Machinalement, j'étirai mes doigts en inspirant profondément. C'était fini, la fac, le tutorat, et tous ces bons temps chez Anh, Alizé ou encore avec Malo. Maintenant, il n'y avait plus que le concours et je pouvais être sûre de ne pas être sereine tant que les résultats ne seraient pas tombés.

Après avoir donné ma copie et m'être faite remettre l'annale d'UE 6, je rejoignis Alizé et Léopold qui m'attendaient dans le hall de la fac.
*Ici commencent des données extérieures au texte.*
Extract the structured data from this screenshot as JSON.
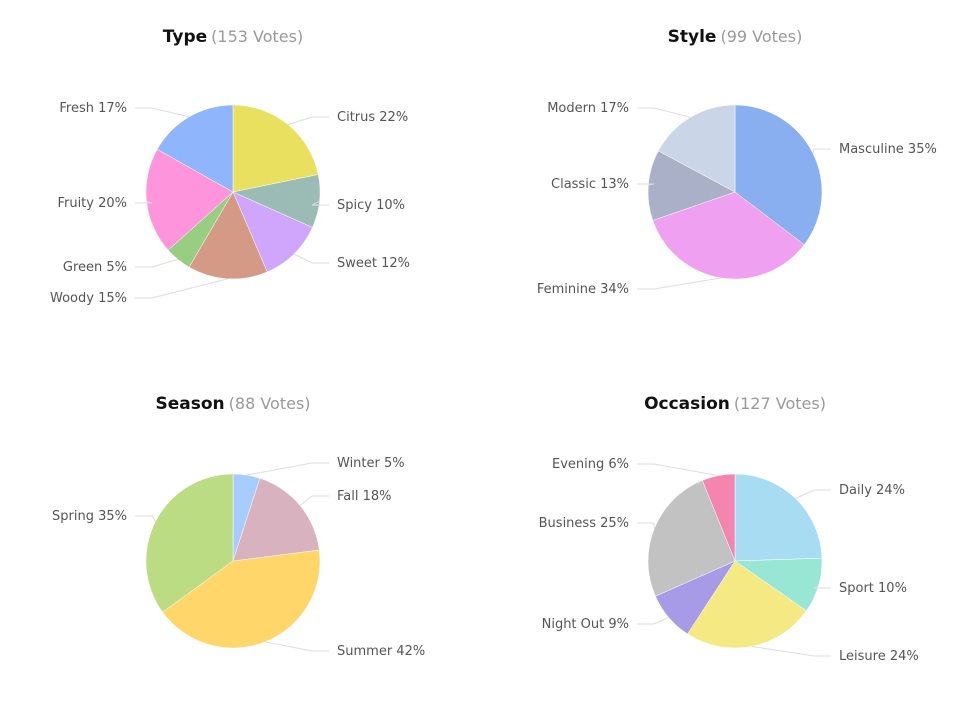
{
  "chart_data": [
    {
      "type": "pie",
      "title": "Type",
      "votes": "(153 Votes)",
      "slices": [
        {
          "label": "Citrus",
          "value": 22,
          "text": "Citrus 22%",
          "color": "#e8e05e"
        },
        {
          "label": "Spicy",
          "value": 10,
          "text": "Spicy 10%",
          "color": "#9bbbb5"
        },
        {
          "label": "Sweet",
          "value": 12,
          "text": "Sweet 12%",
          "color": "#d0a6fc"
        },
        {
          "label": "Woody",
          "value": 15,
          "text": "Woody 15%",
          "color": "#d49a85"
        },
        {
          "label": "Green",
          "value": 5,
          "text": "Green 5%",
          "color": "#98ce82"
        },
        {
          "label": "Fruity",
          "value": 20,
          "text": "Fruity 20%",
          "color": "#fd94dc"
        },
        {
          "label": "Fresh",
          "value": 17,
          "text": "Fresh 17%",
          "color": "#8fb5fc"
        }
      ]
    },
    {
      "type": "pie",
      "title": "Style",
      "votes": "(99 Votes)",
      "slices": [
        {
          "label": "Masculine",
          "value": 35,
          "text": "Masculine 35%",
          "color": "#8aaff0"
        },
        {
          "label": "Feminine",
          "value": 34,
          "text": "Feminine 34%",
          "color": "#f0a0f0"
        },
        {
          "label": "Classic",
          "value": 13,
          "text": "Classic 13%",
          "color": "#aab0c8"
        },
        {
          "label": "Modern",
          "value": 17,
          "text": "Modern 17%",
          "color": "#cbd5e8"
        }
      ]
    },
    {
      "type": "pie",
      "title": "Season",
      "votes": "(88 Votes)",
      "slices": [
        {
          "label": "Winter",
          "value": 5,
          "text": "Winter 5%",
          "color": "#a6cdfd"
        },
        {
          "label": "Fall",
          "value": 18,
          "text": "Fall 18%",
          "color": "#d9b2bf"
        },
        {
          "label": "Summer",
          "value": 42,
          "text": "Summer 42%",
          "color": "#ffd66a"
        },
        {
          "label": "Spring",
          "value": 35,
          "text": "Spring 35%",
          "color": "#bbdc82"
        }
      ]
    },
    {
      "type": "pie",
      "title": "Occasion",
      "votes": "(127 Votes)",
      "slices": [
        {
          "label": "Daily",
          "value": 24,
          "text": "Daily 24%",
          "color": "#a8dcf2"
        },
        {
          "label": "Sport",
          "value": 10,
          "text": "Sport 10%",
          "color": "#98e6d4"
        },
        {
          "label": "Leisure",
          "value": 24,
          "text": "Leisure 24%",
          "color": "#f5e984"
        },
        {
          "label": "Night Out",
          "value": 9,
          "text": "Night Out 9%",
          "color": "#a79ae6"
        },
        {
          "label": "Business",
          "value": 25,
          "text": "Business 25%",
          "color": "#c2c2c2"
        },
        {
          "label": "Evening",
          "value": 6,
          "text": "Evening 6%",
          "color": "#f385ae"
        }
      ]
    }
  ]
}
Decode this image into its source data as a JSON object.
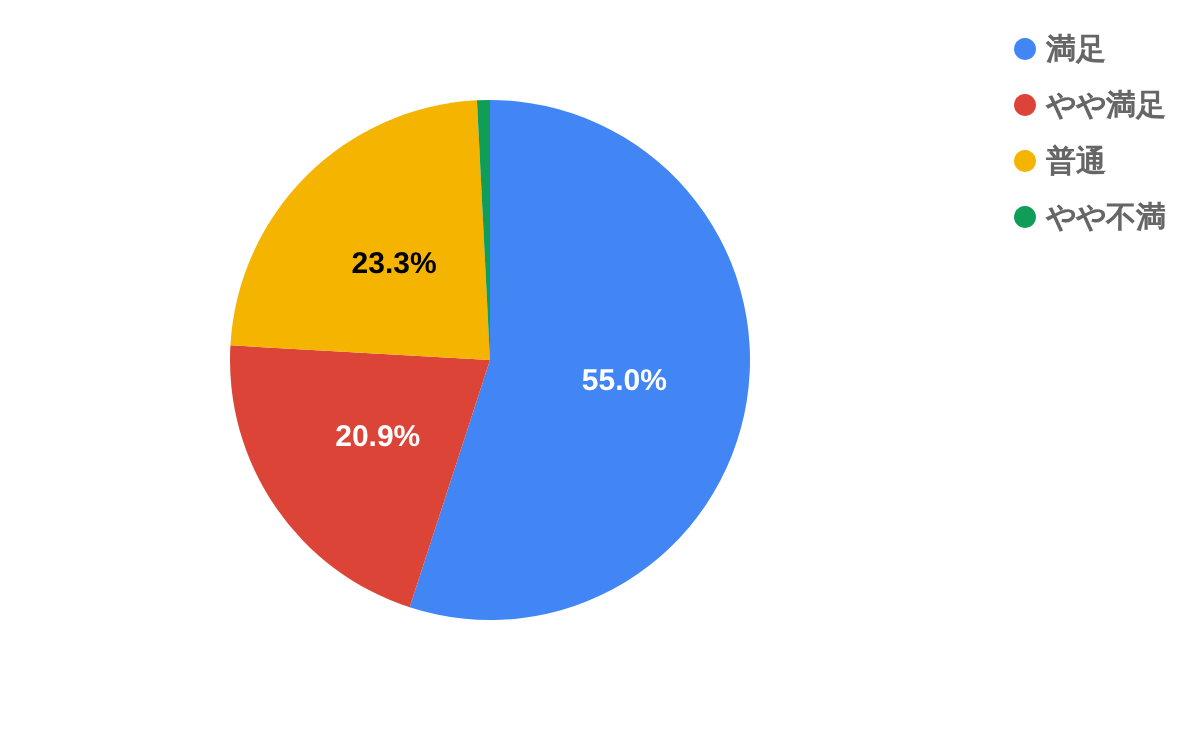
{
  "chart_data": {
    "type": "pie",
    "categories": [
      "満足",
      "やや満足",
      "普通",
      "やや不満"
    ],
    "values": [
      55.0,
      20.9,
      23.3,
      0.8
    ],
    "value_labels": [
      "55.0%",
      "20.9%",
      "23.3%",
      null
    ],
    "colors": [
      "#4285f4",
      "#db4437",
      "#f4b400",
      "#0f9d58"
    ],
    "legend": "top right"
  }
}
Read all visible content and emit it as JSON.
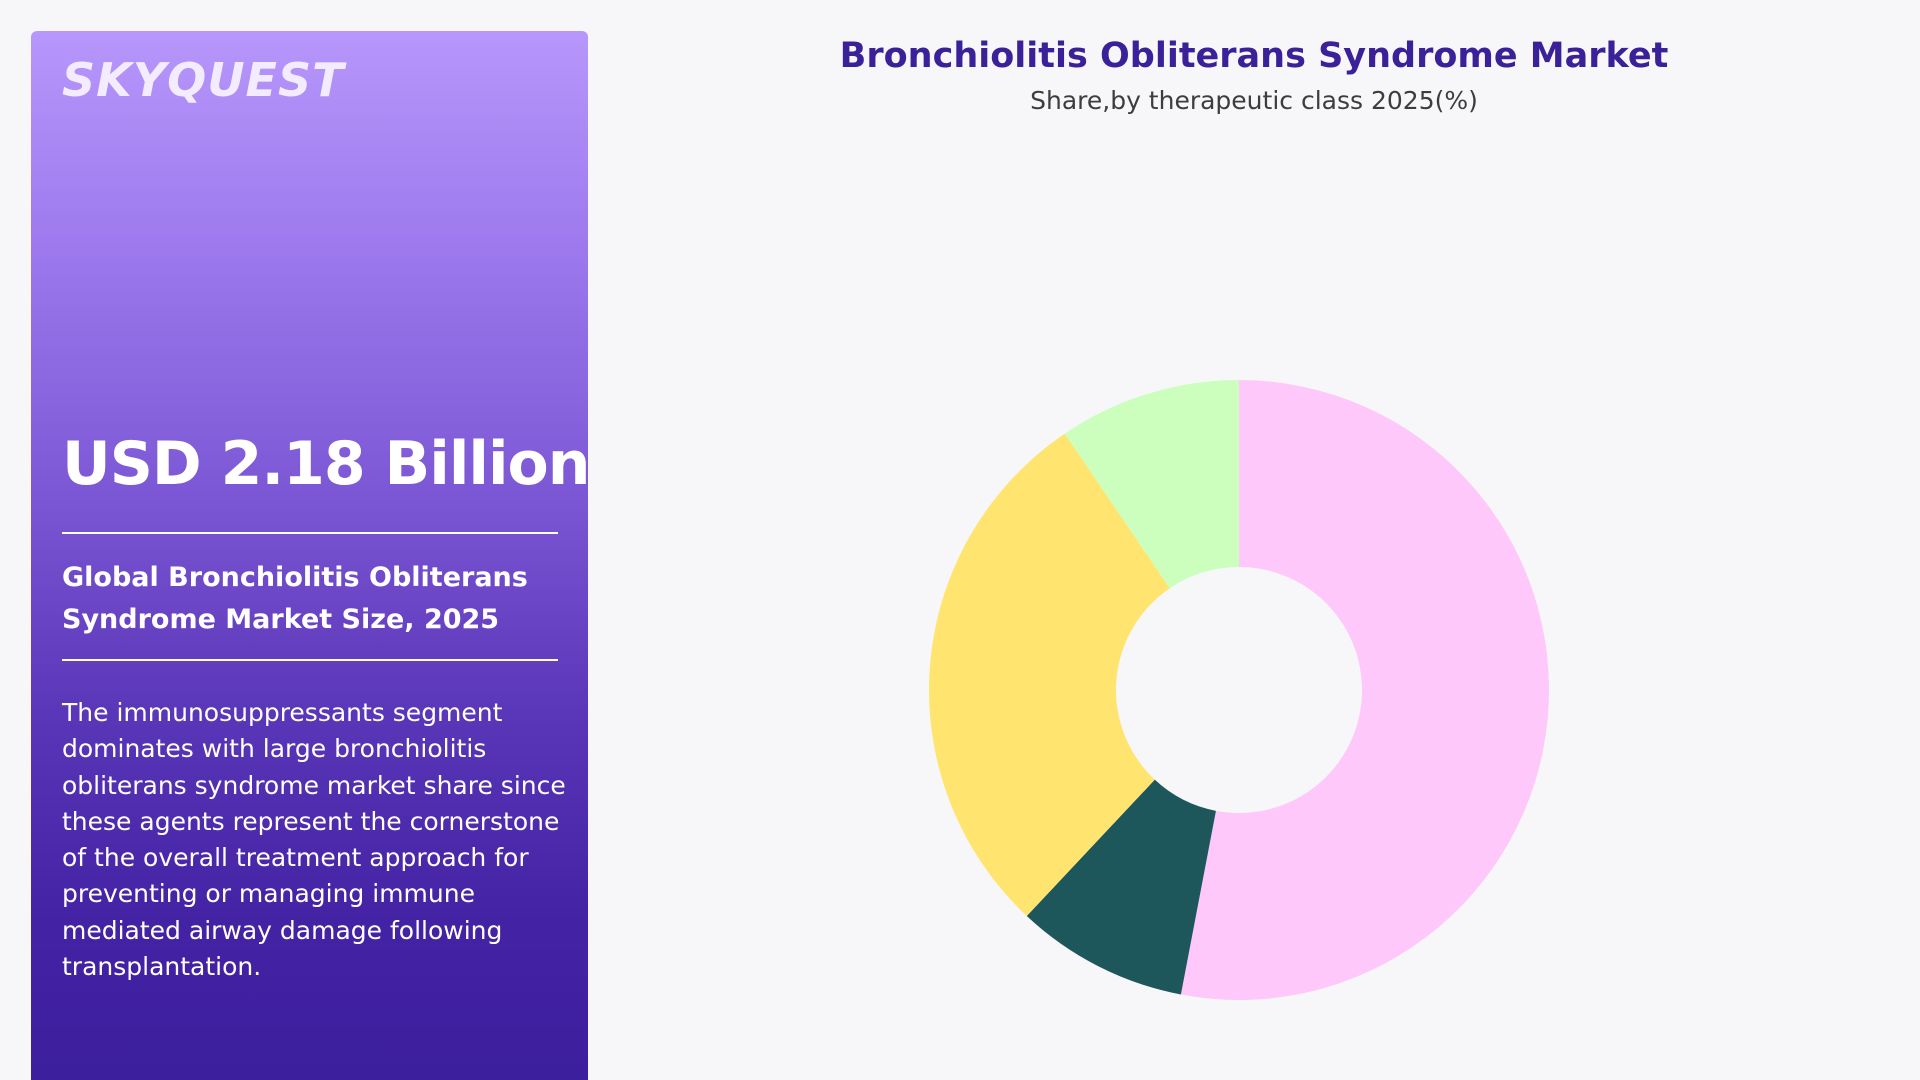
{
  "brand": {
    "logo_text": "SKYQUEST"
  },
  "panel": {
    "value": "USD 2.18 Billion",
    "market_title": "Global Bronchiolitis Obliterans Syndrome Market Size, 2025",
    "description": "The immunosuppressants segment dominates with large bronchiolitis obliterans syndrome market share since these agents represent the cornerstone of the overall treatment approach for preventing or managing immune mediated airway damage following transplantation."
  },
  "chart_data": {
    "type": "pie",
    "title": "Bronchiolitis Obliterans Syndrome Market",
    "subtitle": "Share,by therapeutic class 2025(%)",
    "hole": true,
    "legend": "none",
    "slices": [
      {
        "value": 53,
        "color": "#ffc8fb"
      },
      {
        "value": 9,
        "color": "#1d565b"
      },
      {
        "value": 28.5,
        "color": "#ffe570"
      },
      {
        "value": 9.5,
        "color": "#ccffbe"
      }
    ]
  }
}
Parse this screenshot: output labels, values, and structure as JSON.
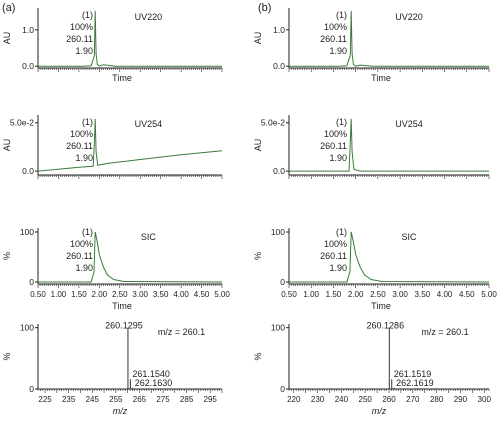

Étant tous les trois dans des amphithéâtres séparés, nous avions convenu au préalable d'un endroit où nous retrouver avant de nous en aller.

Une fois arrivée à leur hauteur, je remarquai que des plaques rouges s'étaient formées sur le cou de Léo. Le doublant trépignait sur place, ses phalanges serrées autour des bretelles de son sac comme si sa vie en dépendait. Il ne fallait pas être un génie pour comprendre que notre ami était totalement en proie au stress. Je n'étais même pas étonnée : Léo était une vraie boule de nerfs et la moindre chose concernant ses études avait le don de lui retourner le cerveau.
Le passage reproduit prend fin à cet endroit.